Depression & the Serotonin System
Depression is one of the leading causes for disability WORLDWIDE.
There are currently 121 million people worldwide who are affected by depression.
Only 25% — ¼ — of those individuals have proper access to effective treatment for the disease.
THEN, of that 25% of depressed patients, only about 60 to 80 % report to have been treated effectively.
This means that roughly 25 to 50 million people worldwide experience no relief from their systems, and receive no adequate treatment.
Despite all of these statistics that indicate that depression is nearly unbeatable in many cases, it can in fact be diagnosed and treated in primary care.

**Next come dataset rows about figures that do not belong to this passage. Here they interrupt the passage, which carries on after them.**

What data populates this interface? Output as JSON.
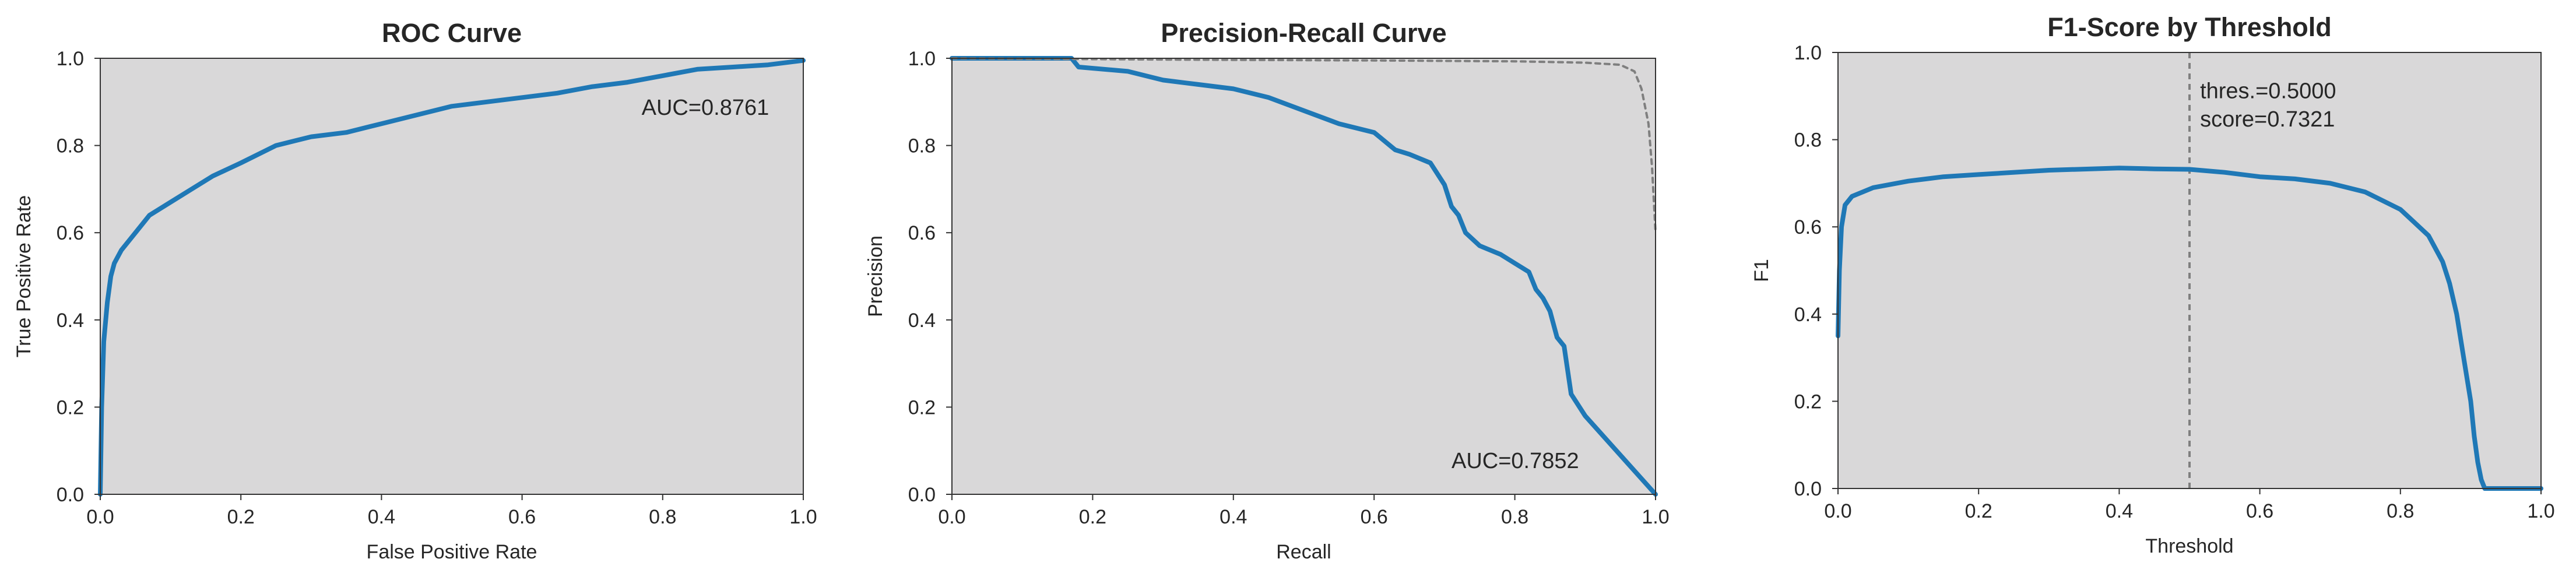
{
  "colors": {
    "plot_bg": "#d9d8d9",
    "line": "#1f78b6",
    "ref_line": "#7f7f7f",
    "axis": "#333333",
    "text": "#262626"
  },
  "chart_data": [
    {
      "type": "line",
      "title": "ROC Curve",
      "xlabel": "False Positive Rate",
      "ylabel": "True Positive Rate",
      "xlim": [
        0,
        1
      ],
      "ylim": [
        0,
        1
      ],
      "xticks": [
        "0.0",
        "0.2",
        "0.4",
        "0.6",
        "0.8",
        "1.0"
      ],
      "yticks": [
        "0.0",
        "0.2",
        "0.4",
        "0.6",
        "0.8",
        "1.0"
      ],
      "grid": false,
      "annotations": [
        {
          "text": "AUC=0.8761",
          "x": 0.77,
          "y": 0.87
        }
      ],
      "series": [
        {
          "x": [
            0,
            0.002,
            0.005,
            0.01,
            0.015,
            0.02,
            0.03,
            0.04,
            0.05,
            0.07,
            0.1,
            0.13,
            0.16,
            0.2,
            0.25,
            0.3,
            0.35,
            0.4,
            0.45,
            0.5,
            0.55,
            0.6,
            0.65,
            0.7,
            0.75,
            0.8,
            0.85,
            0.9,
            0.95,
            1.0
          ],
          "y": [
            0,
            0.2,
            0.35,
            0.44,
            0.5,
            0.53,
            0.56,
            0.58,
            0.6,
            0.64,
            0.67,
            0.7,
            0.73,
            0.76,
            0.8,
            0.82,
            0.83,
            0.85,
            0.87,
            0.89,
            0.9,
            0.91,
            0.92,
            0.935,
            0.945,
            0.96,
            0.975,
            0.98,
            0.985,
            0.995
          ]
        }
      ]
    },
    {
      "type": "line",
      "title": "Precision-Recall Curve",
      "xlabel": "Recall",
      "ylabel": "Precision",
      "xlim": [
        0,
        1
      ],
      "ylim": [
        0,
        1
      ],
      "xticks": [
        "0.0",
        "0.2",
        "0.4",
        "0.6",
        "0.8",
        "1.0"
      ],
      "yticks": [
        "0.0",
        "0.2",
        "0.4",
        "0.6",
        "0.8",
        "1.0"
      ],
      "grid": false,
      "annotations": [
        {
          "text": "AUC=0.7852",
          "x": 0.71,
          "y": 0.06
        }
      ],
      "series": [
        {
          "style": "solid",
          "x": [
            0,
            0.17,
            0.18,
            0.25,
            0.3,
            0.35,
            0.4,
            0.45,
            0.5,
            0.55,
            0.6,
            0.63,
            0.65,
            0.68,
            0.7,
            0.71,
            0.72,
            0.73,
            0.75,
            0.78,
            0.8,
            0.82,
            0.83,
            0.84,
            0.85,
            0.86,
            0.87,
            0.88,
            0.9,
            0.95,
            1.0
          ],
          "y": [
            1.0,
            1.0,
            0.98,
            0.97,
            0.95,
            0.94,
            0.93,
            0.91,
            0.88,
            0.85,
            0.83,
            0.79,
            0.78,
            0.76,
            0.71,
            0.66,
            0.64,
            0.6,
            0.57,
            0.55,
            0.53,
            0.51,
            0.47,
            0.45,
            0.42,
            0.36,
            0.34,
            0.23,
            0.18,
            0.09,
            0.0
          ]
        },
        {
          "style": "dashed",
          "x": [
            0,
            0.3,
            0.6,
            0.8,
            0.9,
            0.95,
            0.97,
            0.98,
            0.99,
            0.995,
            1.0
          ],
          "y": [
            1.0,
            0.997,
            0.995,
            0.993,
            0.99,
            0.985,
            0.97,
            0.93,
            0.85,
            0.75,
            0.6
          ]
        }
      ]
    },
    {
      "type": "line",
      "title": "F1-Score by Threshold",
      "xlabel": "Threshold",
      "ylabel": "F1",
      "xlim": [
        0,
        1
      ],
      "ylim": [
        0,
        1
      ],
      "xticks": [
        "0.0",
        "0.2",
        "0.4",
        "0.6",
        "0.8",
        "1.0"
      ],
      "yticks": [
        "0.0",
        "0.2",
        "0.4",
        "0.6",
        "0.8",
        "1.0"
      ],
      "grid": false,
      "vline": {
        "x": 0.5
      },
      "annotations": [
        {
          "text": "thres.=0.5000",
          "x": 0.515,
          "y": 0.895
        },
        {
          "text": "score=0.7321",
          "x": 0.515,
          "y": 0.83
        }
      ],
      "series": [
        {
          "x": [
            0.0,
            0.002,
            0.005,
            0.01,
            0.02,
            0.05,
            0.1,
            0.15,
            0.2,
            0.3,
            0.4,
            0.45,
            0.5,
            0.55,
            0.6,
            0.65,
            0.7,
            0.75,
            0.8,
            0.82,
            0.84,
            0.86,
            0.87,
            0.88,
            0.89,
            0.9,
            0.905,
            0.91,
            0.915,
            0.92,
            1.0
          ],
          "y": [
            0.35,
            0.5,
            0.6,
            0.65,
            0.67,
            0.69,
            0.705,
            0.715,
            0.72,
            0.73,
            0.735,
            0.733,
            0.732,
            0.725,
            0.715,
            0.71,
            0.7,
            0.68,
            0.64,
            0.61,
            0.58,
            0.52,
            0.47,
            0.4,
            0.3,
            0.2,
            0.12,
            0.06,
            0.02,
            0.0,
            0.0
          ]
        }
      ]
    }
  ]
}
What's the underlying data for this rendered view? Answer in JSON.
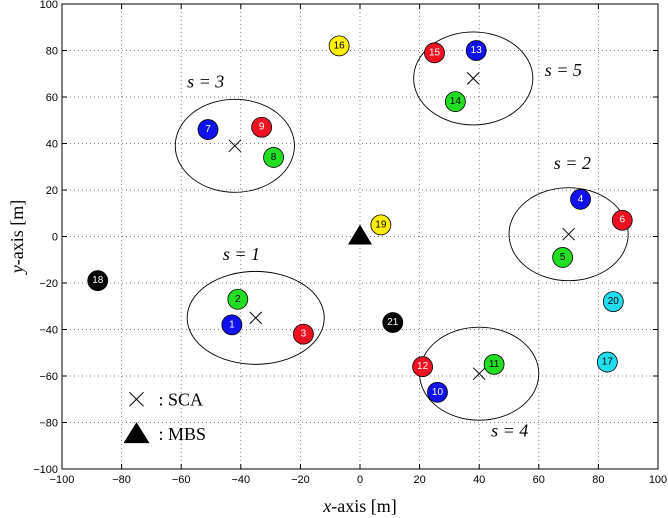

So – how is depression treated? The simple answer is that depression individuals are more often than not prescribed anti-depressant drugs. These anti-depressants, sometimes called AD’s, work by elevating levels of brain norepinephrin, which is more commonly known as serotonin.
HOWEVER, typically, the effects of AD therapy lag about 3 to 4 weeks behind this elevation in brain serotonin levels – and THIS finding suggests that long-term changes neural plasticity or neurochemistry are mediating antidepressant effects. The enzyme that is responsible for the synthesis of serotonin in the brain is called tryptophan hydroxylase 2 (TPH2), and mutations in the TPH2 gene have been strongly associated with major depression and responses to antidepressants.
Thus, this brings me to the focus of the lab that I have been working with since joining the Research Scholars Program.
We are currently investigating the effects of brain serotonin deficiency in response to AD’s.
In order to do this, my mentor and I have been comparing the cellular responses of WT mice and mice with a ‘loss of function’ mutation in their TPH2 gene to chronic treatment with antidepressants.
So far, we know that CHRONIC and NOT ACUTE treatment with fluoxetine (the active ingredient in AD’s like Prozac) for 3 weeks leads to increased neurogenesis in the dentate gyrus of the non-mutant mice, while those mice with mutant forms of TPH2 no show increased neurogenesis.
NOW, we are in the process of determining whether serotonin supplementation in mutant TPH2 mice restores the therapeutic effectiveness of fluoxetine by restoring the ability to increase neurogenesis in the dentate gyrus.
And just to clarify, serotonin supplentation simply means that we administer the neural serotonin precursor – 5-HTP— to the mice with the TPH2 loss of function mutation.
As it stands, the goal of this study is to eventually make it possible to screen depression patients for TPH2 mutations or for brain 5-HT (serotonin) deficiency, thereby allowing medical professionals to specifically treat those individuals with a combined SSRI (antidepressant) AND serotonin supplementation strategy.